Doğru lokasyon, doğru proje, doğru kitle
Luxera’nın gelecek vizyonunda önemli yer tutan konulardan birinin de ‘Doğru lokasyon, doğru proje, doğru kitle’ anlayışı olduğunu belirten Taş, “Bugün gayrimenkulde en büyük sorun, arz ile talebin tam olarak buluşamaması. Biz bu yüzden her projeye veriyle, analizle ve insan içgörüsü ile başlıyoruz. Doğru lokasyon, doğru ihtiyaç, doğru fiyat dengesi… Aslında bizim temel işimiz bu. Çünkü bir eve bakarken insanlar sadece duvar görmez. Yaşamlarını, düzenlerini, yarınlarını görürler. Biz de tam olarak bunu tasarlıyoruz. Ayrıca İstanbul’un ciddi bir dönüşüme ihtiyacı olduğunu biliyoruz. Biz bu dönüşümü sadece fiziksel bir yenileme olarak değil, bir yaşam iyileştirme süreci olarak görüyor, önümüzdeki dönemde yeni vizyonumuzla kentsel dönüşüm projelerinde aktif rol almayı planlıyoruz” şeklinde konuştu.

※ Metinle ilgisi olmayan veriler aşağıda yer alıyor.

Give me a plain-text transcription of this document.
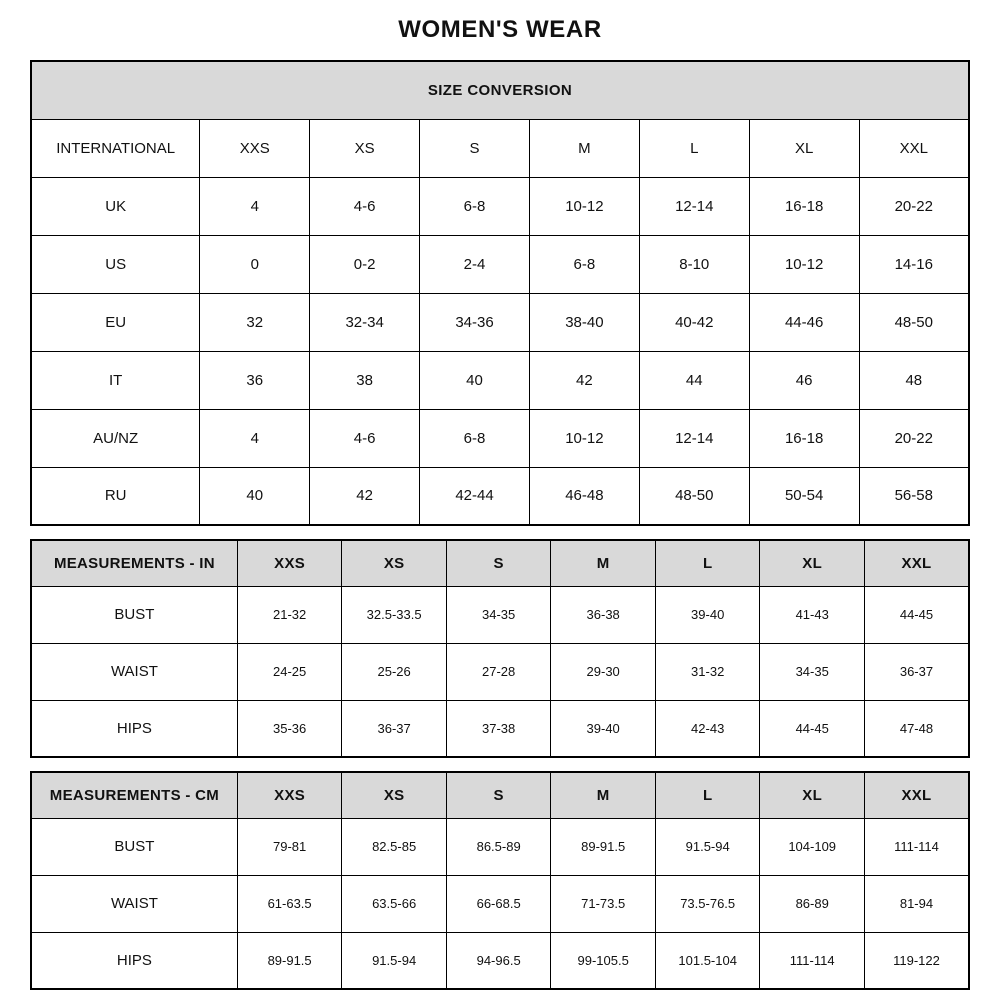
WOMEN'S WEAR
SIZE CONVERSION							
INTERNATIONAL	XXS	XS	S	M	L	XL	XXL
UK	4	4-6	6-8	10-12	12-14	16-18	20-22
US	0	0-2	2-4	6-8	8-10	10-12	14-16
EU	32	32-34	34-36	38-40	40-42	44-46	48-50
IT	36	38	40	42	44	46	48
AU/NZ	4	4-6	6-8	10-12	12-14	16-18	20-22
RU	40	42	42-44	46-48	48-50	50-54	56-58
MEASUREMENTS - IN	XXS	XS	S	M	L	XL	XXL
BUST	21-32	32.5-33.5	34-35	36-38	39-40	41-43	44-45
WAIST	24-25	25-26	27-28	29-30	31-32	34-35	36-37
HIPS	35-36	36-37	37-38	39-40	42-43	44-45	47-48
MEASUREMENTS - CM	XXS	XS	S	M	L	XL	XXL
BUST	79-81	82.5-85	86.5-89	89-91.5	91.5-94	104-109	111-114
WAIST	61-63.5	63.5-66	66-68.5	71-73.5	73.5-76.5	86-89	81-94
HIPS	89-91.5	91.5-94	94-96.5	99-105.5	101.5-104	111-114	119-122
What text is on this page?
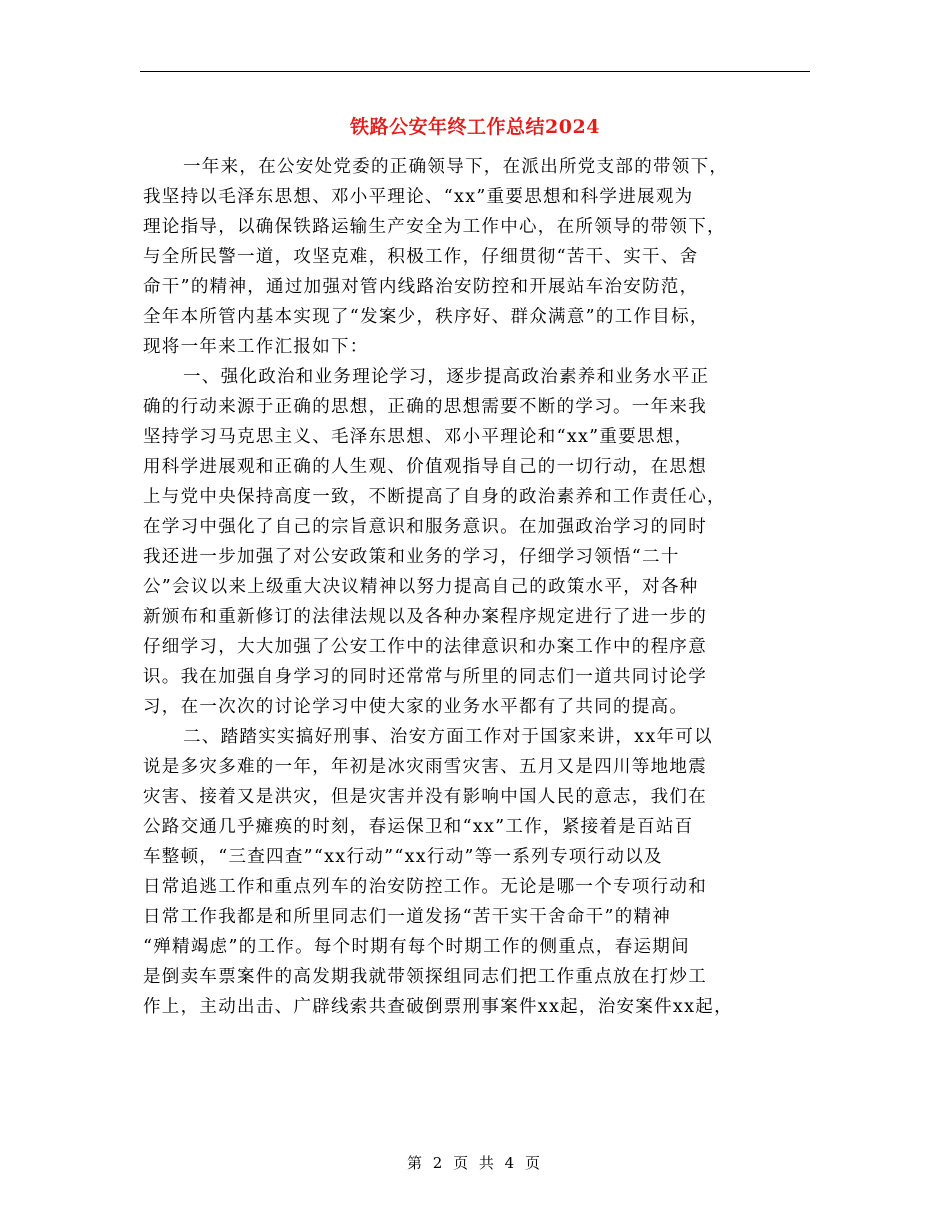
铁路公安年终工作总结2024
一年来，在公安处党委的正确领导下，在派出所党支部的带领下，
我坚持以毛泽东思想、邓小平理论、“xx”重要思想和科学进展观为
理论指导，以确保铁路运输生产安全为工作中心，在所领导的带领下，
与全所民警一道，攻坚克难，积极工作，仔细贯彻“苦干、实干、舍
命干”的精神，通过加强对管内线路治安防控和开展站车治安防范，
全年本所管内基本实现了“发案少，秩序好、群众满意”的工作目标，
现将一年来工作汇报如下：
一、强化政治和业务理论学习，逐步提高政治素养和业务水平正
确的行动来源于正确的思想，正确的思想需要不断的学习。一年来我
坚持学习马克思主义、毛泽东思想、邓小平理论和“xx”重要思想，
用科学进展观和正确的人生观、价值观指导自己的一切行动，在思想
上与党中央保持高度一致，不断提高了自身的政治素养和工作责任心，
在学习中强化了自己的宗旨意识和服务意识。在加强政治学习的同时
我还进一步加强了对公安政策和业务的学习，仔细学习领悟“二十
公”会议以来上级重大决议精神以努力提高自己的政策水平，对各种
新颁布和重新修订的法律法规以及各种办案程序规定进行了进一步的
仔细学习，大大加强了公安工作中的法律意识和办案工作中的程序意
识。我在加强自身学习的同时还常常与所里的同志们一道共同讨论学
习，在一次次的讨论学习中使大家的业务水平都有了共同的提高。
二、踏踏实实搞好刑事、治安方面工作对于国家来讲，xx年可以
说是多灾多难的一年，年初是冰灾雨雪灾害、五月又是四川等地地震
灾害、接着又是洪灾，但是灾害并没有影响中国人民的意志，我们在
公路交通几乎瘫痪的时刻，春运保卫和“xx”工作，紧接着是百站百
车整顿，“三查四查”“xx行动”“xx行动”等一系列专项行动以及
日常追逃工作和重点列车的治安防控工作。无论是哪一个专项行动和
日常工作我都是和所里同志们一道发扬“苦干实干舍命干”的精神
“殚精竭虑”的工作。每个时期有每个时期工作的侧重点，春运期间
是倒卖车票案件的高发期我就带领探组同志们把工作重点放在打炒工
作上，主动出击、广辟线索共查破倒票刑事案件xx起，治安案件xx起，
第 2 页 共 4 页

Aidatları düşüren teknoloji
Tüm bu inovatif hamlelerin akıllı bir kaynak kullanım politikasıyla desteklenmesi gerektiğini de vurgulayan Ramazan Taş, “Bunun için de sürdürülebilirlik anlayışı oldukça önemli. Ancak biz sürdürülebilirliği sadece çevre duyarlılığı olarak görmüyoruz. Bize göre sürdürülebilirlik demek, yaşam maliyetlerini azaltan, örneğin aidatları düşüren planlamaları daha proje başlangıcında yapmak demek. Bize göre sürdürülebilirlik, enerji tasarrufu, uzun ömürlü malzemeler, akıllı sistemlerle verimlilik ve yüksek yaşam kalitesi demek. Yani insanların hayatına dokunan, konfor sağlayan bu yaklaşım, projelerimizin tamamında uyguladığımız bir standart” açıklamasında bulundu.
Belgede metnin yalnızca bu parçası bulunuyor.